Trans-Splicing Vectors Expand the Packaging Limits of Adeno-Associated Virus for Gene Therapy Applications

The limited packaging capacity of adeno-associated virus (AAV) has long been recognized as one of the most troublesome obstacles for the development of this gene delivery system. This size constraint derives from the inherent properties of the wild-type AAV virus. As the smallest DNA virus, the assembly of the AAV capsid can only accommodate a single-strand (ss) DNA molecule of less than 5 kb. Therefore, the majority of AAV-based gene therapy protocols have focused on developing this vector for small disease genes, such as factor IX in hemophilia B. Despite this seemly “narrow” area of application, recombinant AAV (rAAV) has still attracted tremendous interest in the field of gene therapy and has become one of the mainstream vectors on trial for clinical applications. Remarkable therapeutic effects for several common genetic diseases, such as diabetes (1 ) and hemophilia B (2 –4 ), have been demonstrated in small and large animal models.
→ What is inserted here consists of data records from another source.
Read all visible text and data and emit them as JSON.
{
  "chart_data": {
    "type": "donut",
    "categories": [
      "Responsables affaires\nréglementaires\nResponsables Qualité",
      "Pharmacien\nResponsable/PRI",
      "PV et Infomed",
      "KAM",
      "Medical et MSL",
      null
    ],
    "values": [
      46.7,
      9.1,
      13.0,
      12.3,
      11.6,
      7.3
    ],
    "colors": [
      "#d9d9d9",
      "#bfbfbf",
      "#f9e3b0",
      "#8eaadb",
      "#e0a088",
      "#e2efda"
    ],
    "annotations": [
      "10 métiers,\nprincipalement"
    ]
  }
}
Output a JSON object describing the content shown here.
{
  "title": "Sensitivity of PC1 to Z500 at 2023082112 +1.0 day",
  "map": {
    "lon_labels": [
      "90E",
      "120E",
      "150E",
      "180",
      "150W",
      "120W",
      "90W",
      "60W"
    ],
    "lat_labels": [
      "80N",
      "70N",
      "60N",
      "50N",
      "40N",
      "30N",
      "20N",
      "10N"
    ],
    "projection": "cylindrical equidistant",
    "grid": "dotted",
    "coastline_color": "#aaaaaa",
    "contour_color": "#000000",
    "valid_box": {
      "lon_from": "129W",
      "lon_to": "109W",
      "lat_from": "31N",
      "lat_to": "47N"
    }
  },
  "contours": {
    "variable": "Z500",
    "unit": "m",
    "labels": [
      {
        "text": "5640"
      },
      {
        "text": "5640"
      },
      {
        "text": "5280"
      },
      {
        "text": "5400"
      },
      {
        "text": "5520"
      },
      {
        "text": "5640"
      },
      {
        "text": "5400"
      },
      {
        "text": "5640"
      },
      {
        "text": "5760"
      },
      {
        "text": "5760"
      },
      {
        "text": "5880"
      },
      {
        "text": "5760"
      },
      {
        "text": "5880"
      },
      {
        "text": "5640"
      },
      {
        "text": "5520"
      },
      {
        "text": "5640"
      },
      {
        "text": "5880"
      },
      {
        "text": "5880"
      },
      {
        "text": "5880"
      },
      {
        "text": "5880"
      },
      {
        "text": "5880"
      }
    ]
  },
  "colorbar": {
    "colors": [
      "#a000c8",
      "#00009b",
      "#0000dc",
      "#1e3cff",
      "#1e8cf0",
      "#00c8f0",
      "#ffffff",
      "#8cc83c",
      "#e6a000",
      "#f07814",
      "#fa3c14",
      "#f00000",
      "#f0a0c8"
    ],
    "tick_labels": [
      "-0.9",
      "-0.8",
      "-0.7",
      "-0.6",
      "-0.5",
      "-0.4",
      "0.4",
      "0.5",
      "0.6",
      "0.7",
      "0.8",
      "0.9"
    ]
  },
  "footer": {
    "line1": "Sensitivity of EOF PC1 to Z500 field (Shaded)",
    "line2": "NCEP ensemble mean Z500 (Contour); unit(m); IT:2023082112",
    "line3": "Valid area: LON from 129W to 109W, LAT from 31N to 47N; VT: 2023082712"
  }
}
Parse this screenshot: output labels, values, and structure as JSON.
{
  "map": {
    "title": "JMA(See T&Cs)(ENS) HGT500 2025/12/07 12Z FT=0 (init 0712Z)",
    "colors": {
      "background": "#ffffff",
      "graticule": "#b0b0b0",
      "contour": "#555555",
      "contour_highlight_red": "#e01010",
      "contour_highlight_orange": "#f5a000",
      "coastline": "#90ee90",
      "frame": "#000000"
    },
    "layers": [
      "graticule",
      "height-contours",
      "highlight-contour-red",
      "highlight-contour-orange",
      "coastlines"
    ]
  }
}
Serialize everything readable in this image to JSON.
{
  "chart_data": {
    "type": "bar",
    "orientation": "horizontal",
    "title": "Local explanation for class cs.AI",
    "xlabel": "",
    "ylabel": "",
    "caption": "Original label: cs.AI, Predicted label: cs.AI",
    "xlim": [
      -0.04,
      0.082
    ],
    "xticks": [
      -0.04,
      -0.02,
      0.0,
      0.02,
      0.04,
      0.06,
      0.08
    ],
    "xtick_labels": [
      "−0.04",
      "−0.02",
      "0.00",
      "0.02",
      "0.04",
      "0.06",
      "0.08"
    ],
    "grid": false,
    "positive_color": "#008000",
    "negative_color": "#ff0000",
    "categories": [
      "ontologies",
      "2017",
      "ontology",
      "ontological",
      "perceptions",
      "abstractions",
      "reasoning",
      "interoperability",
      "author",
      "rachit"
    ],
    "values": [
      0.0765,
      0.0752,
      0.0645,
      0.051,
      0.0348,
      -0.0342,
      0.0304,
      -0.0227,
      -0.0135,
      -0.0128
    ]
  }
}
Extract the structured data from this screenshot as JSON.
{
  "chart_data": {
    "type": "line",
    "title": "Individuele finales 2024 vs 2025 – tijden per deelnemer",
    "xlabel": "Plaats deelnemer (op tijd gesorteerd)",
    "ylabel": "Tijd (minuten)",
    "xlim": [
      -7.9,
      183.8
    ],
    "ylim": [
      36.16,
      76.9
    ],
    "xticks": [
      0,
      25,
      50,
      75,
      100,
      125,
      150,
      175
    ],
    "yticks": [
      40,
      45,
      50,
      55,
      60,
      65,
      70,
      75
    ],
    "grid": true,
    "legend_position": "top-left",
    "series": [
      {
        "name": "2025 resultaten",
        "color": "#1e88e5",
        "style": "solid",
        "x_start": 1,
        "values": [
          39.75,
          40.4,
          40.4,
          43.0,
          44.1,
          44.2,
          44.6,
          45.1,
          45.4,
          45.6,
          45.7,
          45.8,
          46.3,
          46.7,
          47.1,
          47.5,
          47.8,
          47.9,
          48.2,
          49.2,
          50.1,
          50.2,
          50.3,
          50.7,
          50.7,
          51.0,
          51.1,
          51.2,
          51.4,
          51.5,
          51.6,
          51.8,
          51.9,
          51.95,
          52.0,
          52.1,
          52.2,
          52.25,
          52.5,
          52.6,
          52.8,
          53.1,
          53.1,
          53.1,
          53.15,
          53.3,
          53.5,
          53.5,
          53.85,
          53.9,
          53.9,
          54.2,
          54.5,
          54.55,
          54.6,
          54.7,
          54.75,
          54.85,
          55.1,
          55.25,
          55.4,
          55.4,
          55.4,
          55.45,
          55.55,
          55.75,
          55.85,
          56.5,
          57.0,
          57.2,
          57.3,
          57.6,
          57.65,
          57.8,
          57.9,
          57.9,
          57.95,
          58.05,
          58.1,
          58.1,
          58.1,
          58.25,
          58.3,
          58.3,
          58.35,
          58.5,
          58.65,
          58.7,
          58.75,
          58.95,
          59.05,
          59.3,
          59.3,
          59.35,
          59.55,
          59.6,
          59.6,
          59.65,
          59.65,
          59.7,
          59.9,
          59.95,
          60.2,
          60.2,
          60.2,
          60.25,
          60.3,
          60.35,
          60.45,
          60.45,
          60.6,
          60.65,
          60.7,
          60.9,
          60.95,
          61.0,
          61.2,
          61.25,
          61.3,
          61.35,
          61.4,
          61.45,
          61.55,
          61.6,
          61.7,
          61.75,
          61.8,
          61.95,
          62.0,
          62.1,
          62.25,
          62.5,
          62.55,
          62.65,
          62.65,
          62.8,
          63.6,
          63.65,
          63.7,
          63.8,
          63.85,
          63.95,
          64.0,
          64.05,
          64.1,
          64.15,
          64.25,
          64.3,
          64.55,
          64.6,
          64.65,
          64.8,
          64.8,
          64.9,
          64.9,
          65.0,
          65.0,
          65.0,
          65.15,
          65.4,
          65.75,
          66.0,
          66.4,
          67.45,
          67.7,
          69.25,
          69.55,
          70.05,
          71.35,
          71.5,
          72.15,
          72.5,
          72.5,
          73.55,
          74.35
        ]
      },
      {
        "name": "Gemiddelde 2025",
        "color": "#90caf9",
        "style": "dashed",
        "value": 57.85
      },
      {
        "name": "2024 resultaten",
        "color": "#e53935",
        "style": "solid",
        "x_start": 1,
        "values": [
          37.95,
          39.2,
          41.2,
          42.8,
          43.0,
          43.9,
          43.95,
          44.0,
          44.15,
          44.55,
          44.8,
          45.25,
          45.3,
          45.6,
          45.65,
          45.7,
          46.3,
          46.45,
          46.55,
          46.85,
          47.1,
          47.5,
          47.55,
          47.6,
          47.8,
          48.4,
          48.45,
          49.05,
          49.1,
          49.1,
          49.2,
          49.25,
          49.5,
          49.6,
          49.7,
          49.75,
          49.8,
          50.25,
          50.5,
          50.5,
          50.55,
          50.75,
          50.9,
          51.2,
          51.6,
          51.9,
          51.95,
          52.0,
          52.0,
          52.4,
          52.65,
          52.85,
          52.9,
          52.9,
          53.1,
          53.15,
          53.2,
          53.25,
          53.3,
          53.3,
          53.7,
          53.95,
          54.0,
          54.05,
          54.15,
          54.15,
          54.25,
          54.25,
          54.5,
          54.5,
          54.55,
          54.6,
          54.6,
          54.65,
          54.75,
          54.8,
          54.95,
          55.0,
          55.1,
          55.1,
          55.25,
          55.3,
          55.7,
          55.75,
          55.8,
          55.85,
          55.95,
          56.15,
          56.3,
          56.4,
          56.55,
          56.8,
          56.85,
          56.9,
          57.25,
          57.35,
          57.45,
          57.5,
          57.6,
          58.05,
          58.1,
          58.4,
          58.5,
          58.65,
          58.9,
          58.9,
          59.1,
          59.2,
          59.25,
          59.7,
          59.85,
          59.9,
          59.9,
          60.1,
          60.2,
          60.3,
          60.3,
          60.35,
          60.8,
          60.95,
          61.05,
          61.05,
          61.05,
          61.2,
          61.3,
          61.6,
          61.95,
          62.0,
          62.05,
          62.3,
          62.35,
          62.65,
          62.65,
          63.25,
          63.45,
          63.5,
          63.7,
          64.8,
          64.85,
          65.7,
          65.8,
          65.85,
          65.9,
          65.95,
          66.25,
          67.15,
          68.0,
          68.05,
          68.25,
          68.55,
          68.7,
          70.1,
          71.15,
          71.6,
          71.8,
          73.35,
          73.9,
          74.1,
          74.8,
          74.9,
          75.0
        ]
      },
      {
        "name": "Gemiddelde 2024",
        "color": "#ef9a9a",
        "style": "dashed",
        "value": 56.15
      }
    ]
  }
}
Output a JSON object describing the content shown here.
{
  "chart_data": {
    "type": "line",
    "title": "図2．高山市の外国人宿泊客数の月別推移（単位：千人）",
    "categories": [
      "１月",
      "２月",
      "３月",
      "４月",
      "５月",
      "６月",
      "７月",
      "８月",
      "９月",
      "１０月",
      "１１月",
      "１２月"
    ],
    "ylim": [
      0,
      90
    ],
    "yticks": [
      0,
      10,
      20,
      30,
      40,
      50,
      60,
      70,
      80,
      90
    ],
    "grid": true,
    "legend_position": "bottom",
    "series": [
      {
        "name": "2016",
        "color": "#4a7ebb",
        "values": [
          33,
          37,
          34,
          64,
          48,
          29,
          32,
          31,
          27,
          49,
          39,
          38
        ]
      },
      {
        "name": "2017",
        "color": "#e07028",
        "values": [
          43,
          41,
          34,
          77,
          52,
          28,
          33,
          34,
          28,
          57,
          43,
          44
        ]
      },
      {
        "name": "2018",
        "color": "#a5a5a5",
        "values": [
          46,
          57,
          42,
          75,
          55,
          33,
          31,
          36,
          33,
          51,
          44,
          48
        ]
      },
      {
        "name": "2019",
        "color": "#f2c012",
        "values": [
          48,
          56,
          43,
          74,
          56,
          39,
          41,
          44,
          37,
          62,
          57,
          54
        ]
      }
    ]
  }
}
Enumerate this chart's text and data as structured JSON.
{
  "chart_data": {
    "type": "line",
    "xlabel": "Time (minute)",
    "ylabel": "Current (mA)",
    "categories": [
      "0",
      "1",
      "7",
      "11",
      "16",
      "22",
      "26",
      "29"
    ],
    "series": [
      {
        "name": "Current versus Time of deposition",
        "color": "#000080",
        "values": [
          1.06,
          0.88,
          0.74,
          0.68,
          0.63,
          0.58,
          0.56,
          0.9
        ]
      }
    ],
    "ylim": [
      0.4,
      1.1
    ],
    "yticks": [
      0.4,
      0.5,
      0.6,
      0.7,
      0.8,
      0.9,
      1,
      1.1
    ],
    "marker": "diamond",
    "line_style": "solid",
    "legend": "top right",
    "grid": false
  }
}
Phase I dose-escalation studies in hemophilia B patients presented favorable clinical outcomes in the absence of significant toxicity and germline transmission (5 ). The success of AAV gene therapy relies on several salient features of the vector system, including its high efficiency and persistence of gene transfer. AAV is also one of the safest viral vector systems because of the ability to easily delete all viral genes in the recombinant vector. The wild-type virus is not linked to any known human diseases, and the recombinant vector does not evoke harmful cellular immune response. The remarkable progress in AAV-mediated gene therapy for “small gene diseases” has inspired those in the field to develop AAV vectors for the diseases caused by genes larger than 5 kb. Recent breakthroughs in several laboratories have proven the feasibility of overcoming AAV packaging limitations (6 –9 ). In this chapter, we will first review the theoretic basis for this novel AAV vector strategy and then provide detailed working protocols, along with examples, as a guide for generating dual vector trans- splicing systems.